In the 1990's, most of the research in the area of distributed fiber optic sensing focused on increasing the overall sensing length and improving spatial resolution. For applications like civil structural monitoring and aerospace vehicle sensing, current centimeter resolutions and kilometer ranges yield much useful information but lack the acquisition speed to produce dynamic strain. The time it takes to make a typical measurement using current Brillouin technology is several minutes and hence the results are instantaneous but not instantly available, rendering them not useful for dynamic measurements.; This thesis provides a method for reducing the measurement time, while at the same time maintaining the range characteristics of previous studies.

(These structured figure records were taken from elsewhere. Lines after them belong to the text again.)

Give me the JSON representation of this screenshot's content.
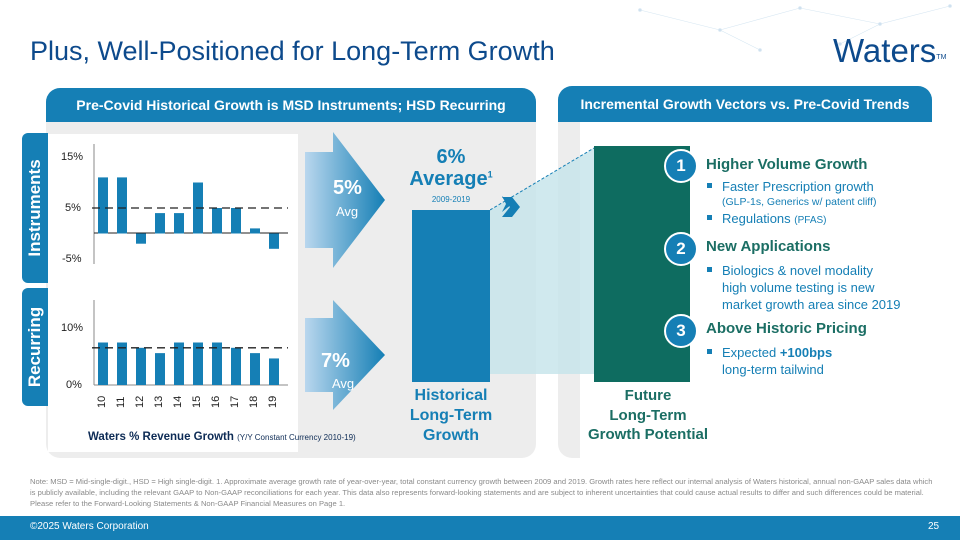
{
  "title": "Plus, Well-Positioned for Long-Term Growth",
  "logo": {
    "name": "Waters",
    "tm": "TM"
  },
  "left_panel": {
    "header": "Pre-Covid Historical Growth is MSD Instruments; HSD Recurring",
    "instruments_label": "Instruments",
    "recurring_label": "Recurring",
    "instruments_avg_value": "5%",
    "instruments_avg_label": "Avg",
    "recurring_avg_value": "7%",
    "recurring_avg_label": "Avg",
    "big_avg_value": "6%",
    "big_avg_label": "Average",
    "big_avg_sup": "1",
    "big_avg_years": "2009-2019",
    "historical_label_1": "Historical",
    "historical_label_2": "Long-Term",
    "historical_label_3": "Growth",
    "chart_caption": "Waters % Revenue Growth",
    "chart_caption_sub": "(Y/Y Constant Currency 2010-19)"
  },
  "right_panel": {
    "header": "Incremental Growth Vectors vs. Pre-Covid Trends",
    "future_label_1": "Future",
    "future_label_2": "Long-Term",
    "future_label_3": "Growth Potential",
    "vectors": [
      {
        "num": "1",
        "title": "Higher Volume Growth",
        "b1": "Faster Prescription growth",
        "b1b": "(GLP-1s, Generics w/ patent cliff)",
        "b2": "Regulations",
        "b2b": "(PFAS)"
      },
      {
        "num": "2",
        "title": "New Applications",
        "b1": "Biologics & novel modality",
        "b1b": "high volume testing is new",
        "b1c": "market growth area since 2019"
      },
      {
        "num": "3",
        "title": "Above Historic Pricing",
        "b1": "Expected",
        "b1bold": "+100bps",
        "b1b": "long-term tailwind"
      }
    ]
  },
  "chart_data": [
    {
      "type": "bar",
      "title": "Instruments",
      "categories": [
        "10",
        "11",
        "12",
        "13",
        "14",
        "15",
        "16",
        "17",
        "18",
        "19"
      ],
      "values": [
        11,
        11,
        -2,
        4,
        4,
        10,
        5,
        5,
        1,
        -3
      ],
      "average": 5,
      "ylim": [
        -5,
        15
      ],
      "yticks": [
        "15%",
        "5%",
        "-5%"
      ],
      "color": "#157fb5"
    },
    {
      "type": "bar",
      "title": "Recurring",
      "categories": [
        "10",
        "11",
        "12",
        "13",
        "14",
        "15",
        "16",
        "17",
        "18",
        "19"
      ],
      "values": [
        8,
        8,
        7,
        6,
        8,
        8,
        8,
        7,
        6,
        5
      ],
      "average": 7,
      "ylim": [
        0,
        16
      ],
      "yticks": [
        "10%",
        "0%"
      ],
      "color": "#157fb5"
    }
  ],
  "footer": {
    "note": "Note: MSD = Mid-single-digit., HSD = High single-digit. 1. Approximate average growth rate of year-over-year, total constant currency growth between 2009 and 2019. Growth rates here reflect our internal analysis of Waters historical, annual non-GAAP sales data which is publicly available, including the relevant GAAP to Non-GAAP reconciliations for each year. This data also represents forward-looking statements and are subject to inherent uncertainties that could cause actual results to differ and such differences could be material. Please refer to the Forward-Looking Statements & Non-GAAP Financial Measures on Page 1.",
    "copyright": "©2025 Waters Corporation",
    "page": "25"
  },
  "colors": {
    "brand_blue": "#157fb5",
    "title_blue": "#0d4a8c",
    "green": "#1b6e64"
  }
}
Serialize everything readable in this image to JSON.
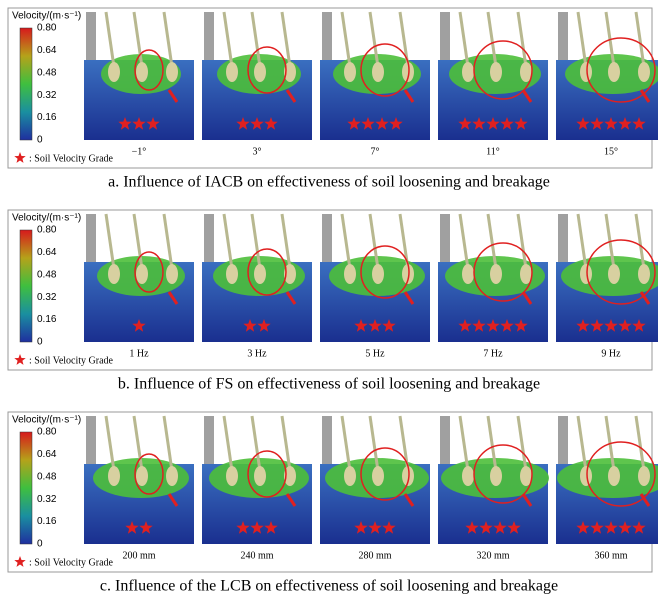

The testing procedure entails covering the entire strain profile of the fiber in one measurement by sending multiple equally spaced wavelengths in the form of a frequency domain comb over a short time interval. This was accomplished by carefully controlling the signal bandwidth, pulse width and using coherent heterodyne detection for the first time for a two laser Brillouin sensing system.; The Mathematical formulation and simulation model of Brillouin interaction was first developed in Matlab. Temperature and Strain experiments were performed using the direct detection stepped frequency Brillouin Optical Time Domain Analysis (BOTDA) sensor system as well as the new Coherent Parallel Receiver (CPR) configuration. The CPR results showed the expected sinusoidal strain profile for a 12 s periodic strain cycle. The strain distribution for the entire fiber was obtained in 128 mus, thereby demonstrating for first time the potential to measure dynamic strains up to 3.9 kHz.